Suíça congela US$ 1 bi em bens de Khadafi, Mubarak e Ben Ali

Muammar Khadafi (Reuters) Direito de imagem REUTERS
Image caption Bens congelados incluem os de Muamar Khadafi e de seus asseclas

A Suíça disse ter congelado cerca de US$ 1 bilhão em bens pertencentes ao líder da Líbia, o coronel Muamar Khadafi, e os presidentes depostos do Egito, Hosni Mubarak, e da Tunísia, Ben Ali.

A ministra das Relações Exteriores da Suíça, Micheline Calmy-Rey, disse que as autoridades anunciaram a descoberta de um total de 830 milhões de francos - o equivalente a US$ 960 milhões - em bens pertencentes aos três líderes árabes.
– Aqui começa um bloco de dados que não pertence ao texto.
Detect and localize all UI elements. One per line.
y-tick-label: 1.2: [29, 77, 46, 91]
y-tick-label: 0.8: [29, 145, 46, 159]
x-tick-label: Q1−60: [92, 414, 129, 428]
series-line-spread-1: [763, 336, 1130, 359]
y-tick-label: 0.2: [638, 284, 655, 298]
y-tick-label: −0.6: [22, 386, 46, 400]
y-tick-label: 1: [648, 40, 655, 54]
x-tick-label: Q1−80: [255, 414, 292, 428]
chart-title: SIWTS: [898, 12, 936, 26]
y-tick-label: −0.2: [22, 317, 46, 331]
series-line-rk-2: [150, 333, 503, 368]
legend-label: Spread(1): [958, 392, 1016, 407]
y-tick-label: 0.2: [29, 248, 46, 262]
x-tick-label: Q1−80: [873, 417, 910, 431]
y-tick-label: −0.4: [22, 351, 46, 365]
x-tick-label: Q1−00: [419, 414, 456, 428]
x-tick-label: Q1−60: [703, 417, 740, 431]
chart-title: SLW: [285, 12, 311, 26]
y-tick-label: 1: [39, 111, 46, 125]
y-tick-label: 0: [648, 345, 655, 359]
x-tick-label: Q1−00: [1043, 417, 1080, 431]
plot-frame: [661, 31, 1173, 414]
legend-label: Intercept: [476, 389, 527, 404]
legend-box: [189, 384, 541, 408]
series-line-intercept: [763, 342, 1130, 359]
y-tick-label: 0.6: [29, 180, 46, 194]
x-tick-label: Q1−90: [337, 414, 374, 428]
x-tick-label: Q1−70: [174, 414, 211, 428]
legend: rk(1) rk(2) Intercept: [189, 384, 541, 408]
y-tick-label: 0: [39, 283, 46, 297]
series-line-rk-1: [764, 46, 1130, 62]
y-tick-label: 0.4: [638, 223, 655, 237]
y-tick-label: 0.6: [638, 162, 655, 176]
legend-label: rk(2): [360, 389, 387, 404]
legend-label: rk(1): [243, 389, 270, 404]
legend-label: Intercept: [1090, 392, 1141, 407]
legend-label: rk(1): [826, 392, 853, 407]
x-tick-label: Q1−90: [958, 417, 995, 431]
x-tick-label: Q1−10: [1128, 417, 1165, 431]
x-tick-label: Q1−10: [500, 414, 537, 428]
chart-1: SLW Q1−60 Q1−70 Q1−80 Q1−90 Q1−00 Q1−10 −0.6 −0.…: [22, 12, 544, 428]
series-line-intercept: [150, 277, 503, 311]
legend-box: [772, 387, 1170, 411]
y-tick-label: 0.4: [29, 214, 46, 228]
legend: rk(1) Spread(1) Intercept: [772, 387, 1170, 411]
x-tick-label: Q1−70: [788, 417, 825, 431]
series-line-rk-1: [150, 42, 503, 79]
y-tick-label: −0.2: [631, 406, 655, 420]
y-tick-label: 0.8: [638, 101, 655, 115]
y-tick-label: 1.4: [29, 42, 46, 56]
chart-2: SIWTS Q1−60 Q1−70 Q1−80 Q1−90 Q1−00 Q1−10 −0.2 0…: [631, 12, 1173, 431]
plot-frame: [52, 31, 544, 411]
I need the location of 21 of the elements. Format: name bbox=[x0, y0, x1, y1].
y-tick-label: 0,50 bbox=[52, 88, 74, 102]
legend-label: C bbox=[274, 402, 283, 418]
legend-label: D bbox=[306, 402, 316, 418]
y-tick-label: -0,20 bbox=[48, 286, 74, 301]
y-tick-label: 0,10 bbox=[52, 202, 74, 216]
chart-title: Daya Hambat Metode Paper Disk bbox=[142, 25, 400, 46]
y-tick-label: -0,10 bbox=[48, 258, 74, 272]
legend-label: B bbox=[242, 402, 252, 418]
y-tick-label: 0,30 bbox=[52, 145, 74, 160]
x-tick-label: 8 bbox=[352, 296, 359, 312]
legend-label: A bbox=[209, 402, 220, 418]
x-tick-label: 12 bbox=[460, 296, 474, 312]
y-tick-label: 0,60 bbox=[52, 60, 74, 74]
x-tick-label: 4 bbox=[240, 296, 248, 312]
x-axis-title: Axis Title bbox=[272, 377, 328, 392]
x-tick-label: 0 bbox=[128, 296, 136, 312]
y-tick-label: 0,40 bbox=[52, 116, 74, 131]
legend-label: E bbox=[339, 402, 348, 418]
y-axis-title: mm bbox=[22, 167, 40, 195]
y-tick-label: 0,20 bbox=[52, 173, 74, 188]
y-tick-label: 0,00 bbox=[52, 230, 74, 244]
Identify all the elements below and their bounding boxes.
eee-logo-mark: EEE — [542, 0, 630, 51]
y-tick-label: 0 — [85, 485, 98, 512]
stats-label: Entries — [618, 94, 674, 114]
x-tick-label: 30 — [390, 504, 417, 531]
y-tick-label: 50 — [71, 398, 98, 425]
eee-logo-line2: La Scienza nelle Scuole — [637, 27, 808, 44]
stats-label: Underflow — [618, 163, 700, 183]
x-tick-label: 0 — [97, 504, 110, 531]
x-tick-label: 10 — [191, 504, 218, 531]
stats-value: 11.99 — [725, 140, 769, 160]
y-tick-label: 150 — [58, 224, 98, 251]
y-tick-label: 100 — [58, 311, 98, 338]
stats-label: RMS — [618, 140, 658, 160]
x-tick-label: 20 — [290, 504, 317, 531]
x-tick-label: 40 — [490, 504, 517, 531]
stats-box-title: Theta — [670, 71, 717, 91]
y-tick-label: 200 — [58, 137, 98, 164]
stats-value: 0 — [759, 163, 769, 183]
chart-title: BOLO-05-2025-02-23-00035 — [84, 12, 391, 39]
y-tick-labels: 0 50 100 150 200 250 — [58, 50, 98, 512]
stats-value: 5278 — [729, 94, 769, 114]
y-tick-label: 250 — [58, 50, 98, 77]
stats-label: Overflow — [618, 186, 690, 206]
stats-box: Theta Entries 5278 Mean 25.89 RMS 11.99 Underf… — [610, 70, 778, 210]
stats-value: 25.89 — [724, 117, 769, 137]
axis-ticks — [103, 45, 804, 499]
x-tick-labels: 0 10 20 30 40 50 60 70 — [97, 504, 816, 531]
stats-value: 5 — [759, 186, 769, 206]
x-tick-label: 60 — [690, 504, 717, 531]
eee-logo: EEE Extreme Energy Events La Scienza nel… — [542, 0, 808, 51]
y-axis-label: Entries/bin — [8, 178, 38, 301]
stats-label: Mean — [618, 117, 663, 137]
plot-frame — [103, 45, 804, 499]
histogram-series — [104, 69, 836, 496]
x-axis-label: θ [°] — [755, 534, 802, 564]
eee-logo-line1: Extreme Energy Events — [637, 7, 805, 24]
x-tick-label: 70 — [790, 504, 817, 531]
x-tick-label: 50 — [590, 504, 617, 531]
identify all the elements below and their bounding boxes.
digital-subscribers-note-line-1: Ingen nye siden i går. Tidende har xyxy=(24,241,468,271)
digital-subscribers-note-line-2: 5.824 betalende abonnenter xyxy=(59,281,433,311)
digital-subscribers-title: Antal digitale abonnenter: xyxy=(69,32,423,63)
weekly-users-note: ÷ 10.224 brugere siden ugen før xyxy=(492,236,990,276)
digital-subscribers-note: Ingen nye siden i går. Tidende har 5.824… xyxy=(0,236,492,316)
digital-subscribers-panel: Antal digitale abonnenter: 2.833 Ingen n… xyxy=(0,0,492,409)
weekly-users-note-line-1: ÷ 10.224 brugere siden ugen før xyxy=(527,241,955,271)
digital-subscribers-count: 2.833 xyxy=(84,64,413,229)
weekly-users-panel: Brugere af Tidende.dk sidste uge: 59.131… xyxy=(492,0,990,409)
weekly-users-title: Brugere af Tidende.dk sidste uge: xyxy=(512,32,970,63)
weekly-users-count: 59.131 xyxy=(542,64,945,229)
A maior parte dessa cifra, um total de 410 milhões de francos suíços, pertenceria a Mubarak e seu círculo íntimo, afirmou a ministra.

Outros 360 milhões de francos suíços pertenceriam ao coronel Khadafi e a figuras do alto escalão de seu regime.

Um montante de 60 milhões de francos seria pertencente ao líder deposto da Tunísia, Zine al-Abidine Ben, e seus asseclas.

Propriedades e dinheiro

A ministra Calmy-Rey revelou essas quantias durante uma conferência na Tunísia, onde ela está realizando uma visita de três dias.

Segundo a titular da chancelaria suíça, ''essas quantias estão congeladas na Suíça por ordem do governo suíço, já que se referem a posses potencialmente ilegais mantidas no país''.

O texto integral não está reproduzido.